Theorem(Log-sum inequality): Let $a_i\ge 0, b_i\ge 0, i=1, 2, \cdots, n.$ Let $a=\sum_{i=1}^n a_i, b=\sum_{i=1}^n b_i$,

\[\sum_{i=1}^n a_i\log\frac{a_i}{b_i}\ge a\log\frac{a}{b}.\]

Proof:

\[\begin{aligned} \sum_{i=1}^n a_i \log \frac{a_i}{b_i} &= \sum_{i=1}^n b_i \frac{a_i}{b_i}\log\frac{a_i}{b_i}\\ &=b\sum_{i=1}^n \frac{b_i}{b} \frac{a_i}{b_i} \log\frac{a_i}{b_i}\\ &\ge b(\sum_{i=1}^n \frac{b_i}{b}\frac{a_i}{b_i})\log(\sum_{i=1}^n\frac{b_i}{b}\frac{a_i}{b_i})\\ &=b \frac{a}{b}\log\frac{a}{b}\\ &=a\log\frac{a}{b}. ∎ \end{aligned}\]

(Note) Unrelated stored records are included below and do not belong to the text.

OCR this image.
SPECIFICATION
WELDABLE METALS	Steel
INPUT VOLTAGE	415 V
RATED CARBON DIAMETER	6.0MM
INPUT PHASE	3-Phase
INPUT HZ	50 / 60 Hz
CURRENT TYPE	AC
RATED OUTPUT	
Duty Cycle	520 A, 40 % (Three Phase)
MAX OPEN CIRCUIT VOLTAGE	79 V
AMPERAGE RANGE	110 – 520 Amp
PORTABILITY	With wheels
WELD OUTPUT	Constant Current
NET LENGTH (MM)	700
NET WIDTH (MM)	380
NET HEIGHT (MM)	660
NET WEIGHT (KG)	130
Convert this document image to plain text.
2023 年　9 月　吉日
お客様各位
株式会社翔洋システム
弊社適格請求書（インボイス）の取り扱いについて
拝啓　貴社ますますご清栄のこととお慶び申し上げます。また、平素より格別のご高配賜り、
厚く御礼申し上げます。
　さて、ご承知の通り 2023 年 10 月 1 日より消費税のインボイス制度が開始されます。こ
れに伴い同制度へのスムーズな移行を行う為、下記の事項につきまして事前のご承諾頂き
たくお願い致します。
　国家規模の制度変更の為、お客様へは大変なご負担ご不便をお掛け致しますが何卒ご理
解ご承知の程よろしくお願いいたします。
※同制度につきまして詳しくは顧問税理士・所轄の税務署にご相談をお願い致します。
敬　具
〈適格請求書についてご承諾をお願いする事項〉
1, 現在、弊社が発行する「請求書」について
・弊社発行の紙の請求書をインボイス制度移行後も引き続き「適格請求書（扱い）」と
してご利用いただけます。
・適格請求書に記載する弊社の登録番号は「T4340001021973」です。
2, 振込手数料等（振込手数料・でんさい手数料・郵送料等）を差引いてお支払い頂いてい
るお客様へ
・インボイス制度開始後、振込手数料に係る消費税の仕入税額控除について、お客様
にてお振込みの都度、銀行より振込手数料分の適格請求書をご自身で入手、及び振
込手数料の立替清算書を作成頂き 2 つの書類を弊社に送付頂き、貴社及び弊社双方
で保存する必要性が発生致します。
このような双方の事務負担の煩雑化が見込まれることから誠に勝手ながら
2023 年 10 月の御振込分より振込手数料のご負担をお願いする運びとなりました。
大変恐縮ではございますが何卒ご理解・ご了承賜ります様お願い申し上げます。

Theorem(Convexity of $D$): Let $P(X), Q(X)$ be PMFs, then $D(P\Vert Q)$ is convex in $(P, Q)$, i.e., $D(\lambda P_1+(1-\lambda)P_2\Vert \lambda Q_1+(1-\lambda)Q_2)\le \lambda D(P_1\Vert Q_1) + (1-\lambda) D(P_2\Vert Q_2)$.

Proof: Apply log-sum inequality termwise. Fix $x\in X$,

\[(\lambda P_1(x)+(1-\lambda)P_2(x))\log\frac{\lambda P_1(x)+(1-\lambda)P_2(x)}{\lambda Q_1+(1-\lambda)Q_2}\le \lambda P_1\log\frac{P_1(x)}{Q_1(x)}+(1-\lambda) P_2(x)\log\frac{P_2(x)}{Q_2(x)}\]

Summing over the $x\in X$, we will obtain the desired results. ∎

Theorem(Convexity of $H$):$H(P)$ is a concave function of $P$.

Proof:

\[H(P)=\log\vert X\vert -D(P\Vert U)\]

Note that $D(P\Vert U)=\sum_{x\in X}P(x)\log\frac{P(x)}{\vert X\vert }.$ ∎

Theorem: Given RVs $X, Y$ with joint PMF $P_{XY}$,

(1). $I(X; Y)$ is concave in $P_X$ for a fixed $P_{Y\vert X}$.

(2). $I(X;Y)$ is convex in $P_{Y\vert X}$ for a fixed $P_X$.

Proof:

(1). Note that

\[I(X, Y)=H(Y)-\sum_{x\in X} P_X(x)H(Y\vert X=x).\]

As

\[P_Y(y)=\sum_{x\in X} P_X(x)P_{Y\vert X}(y\vert x),\]

which means $P_Y$ is linear in $P_X$.

Accordingly, $H(Y)$ is concave in $P_X$, so is $I(X;Y)$ when $P_{Y_X}$ is fixed.

(2). Fix $P_X$.

Let $P_1(y\vert x), P_2(y\vert x)$ be two possibility for $P_{Y\vert X}$.

Denote $P_i(x, y)=P_X(x)P_i(y\vert x), P_i(y)=\sum_{x\in X}P_i(x, y)$.

Choose $\lambda\in [0,1)$ and consider the mixtures:

\[P_\lambda(y\vert x)=\lambda P_1(y\vert x)+(1-\lambda)P_2(y\vert x).\]

So

\[\begin{aligned} P_\lambda(x, y)&=P_X(x)P_\lambda(y\vert x)=\lambda P_1(y\vert x)P_X(x)+(1-\lambda)P_2(y\vert x) P_X(x) \\ P_\lambda(y)&=\sum_{x\in X} P_\lambda(x, y)=\lambda P_1(y) + (1-\lambda) P_2(y). \end{aligned}\]

Let $Q_\lambda(x, y)=P_X(x)P_\lambda(y)=\lambda P_1(y)P_X(x)+(1-\lambda)P_2(y)P_X(x)=\lambda Q_1(x,y)+(1-\lambda)Q_2(x, y)$.

So, with convexity of $D$,

\[D(P_\lambda(x,y)\Vert Q_\lambda(x, y))\le \lambda D(P_1(x, y)\Vert P_X(x)P_1(y))+(1-\lambda)D(P_2(x, y)\Vert P_X(x)P_2(y)).\]